Although Rx-360 is dominated by major pharmaceutical companies, any firm that researches, produces, transports, or warehouses pharmaceuticals can join, Berman said. Regulatory agencies are welcome to participate as observers. In China, several local companies have expressed interest, she said. And encouragingly, a Shanghai-based official from the China State Food & Drug Administration spoke at a well-attended Rx-360 event at CPhI China.

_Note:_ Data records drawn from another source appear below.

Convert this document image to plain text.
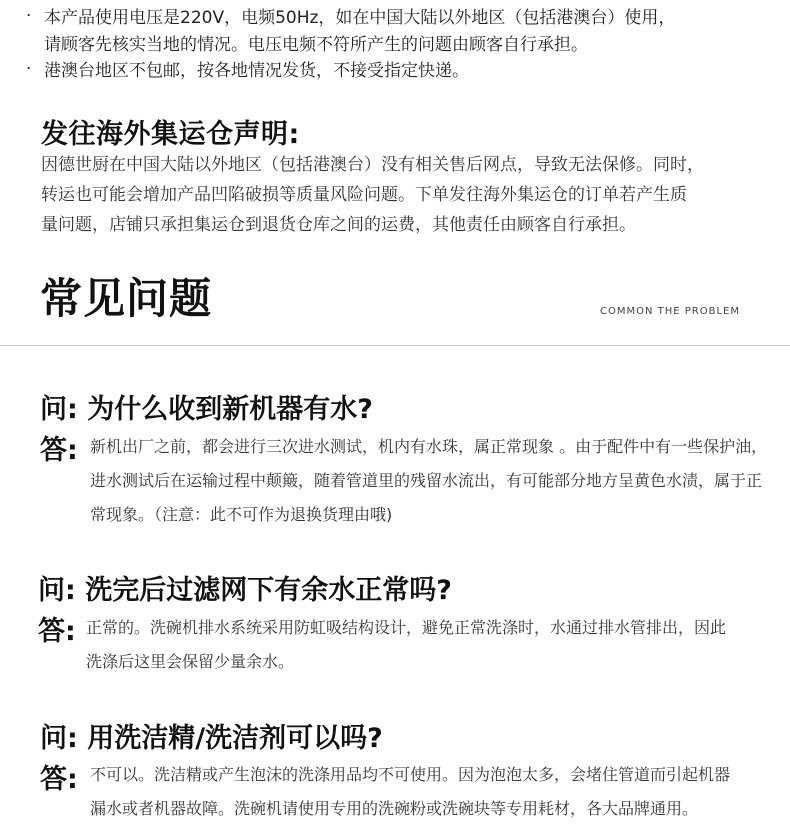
· 本产品使用电压是220V，电频50Hz，如在中国大陆以外地区（包括港澳台）使用，
请顾客先核实当地的情况。电压电频不符所产生的问题由顾客自行承担。
· 港澳台地区不包邮，按各地情况发货，不接受指定快递。
发往海外集运仓声明:
因德世厨在中国大陆以外地区（包括港澳台）没有相关售后网点，导致无法保修。同时，
转运也可能会增加产品凹陷破损等质量风险问题。下单发往海外集运仓的订单若产生质
量问题，店铺只承担集运仓到退货仓库之间的运费，其他责任由顾客自行承担。
常见问题	COMMON THE PROBLEM
问: 为什么收到新机器有水?
答: 新机出厂之前，都会进行三次进水测试，机内有水珠，属正常现象 。由于配件中有一些保护油，
进水测试后在运输过程中颠簸，随着管道里的残留水流出，有可能部分地方呈黄色水渍，属于正
常现象。（注意：此不可作为退换货理由哦)
问: 洗完后过滤网下有余水正常吗?
答: 正常的。洗碗机排水系统采用防虹吸结构设计，避免正常洗涤时，水通过排水管排出，因此
洗涤后这里会保留少量余水。
问: 用洗洁精/洗洁剂可以吗?
答: 不可以。洗洁精或产生泡沫的洗涤用品均不可使用。因为泡泡太多，会堵住管道而引起机器
漏水或者机器故障。洗碗机请使用专用的洗碗粉或洗碗块等专用耗材，各大品牌通用。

But for the time being, most Chinese drug companies have probably not heard of Rx-360. Tommy Lin, director of business development and global licensing at HEC Group, a pharmaceutical manufacturer based in Dongguan, in southern China, admits that he is clueless about the group. The company might well join, Lin says, but that will depend on membership costs and the benefits HEC could derive from being a member.
Over the next few years, as Rx-360 gets more settled and better known in China, its members hope that it will expand across Asia, and in particular into India where many major producers of generic pharmaceuticals are based. But so far, Rx-360’s progress in India has been sluggish.
Guy Villax, head of the Portuguese active pharmaceutical ingredients maker Hovione and a member of Rx-360, tells C&EN that the group met with Indian drug industry leaders twice this year so far. But after that encouraging start, efforts to follow through with government officials in charge of pharmaceutical exports yielded no results.
“This lack of interest in the security of the supply chain by the country with the largest number of FDA-registered firms, and which claims to be the ‘pharmacy to the world,’ is, at the least, incomprehensible,” Villax says. China, so far, appears keener to polish its credentials as a reliable pharmaceutical source.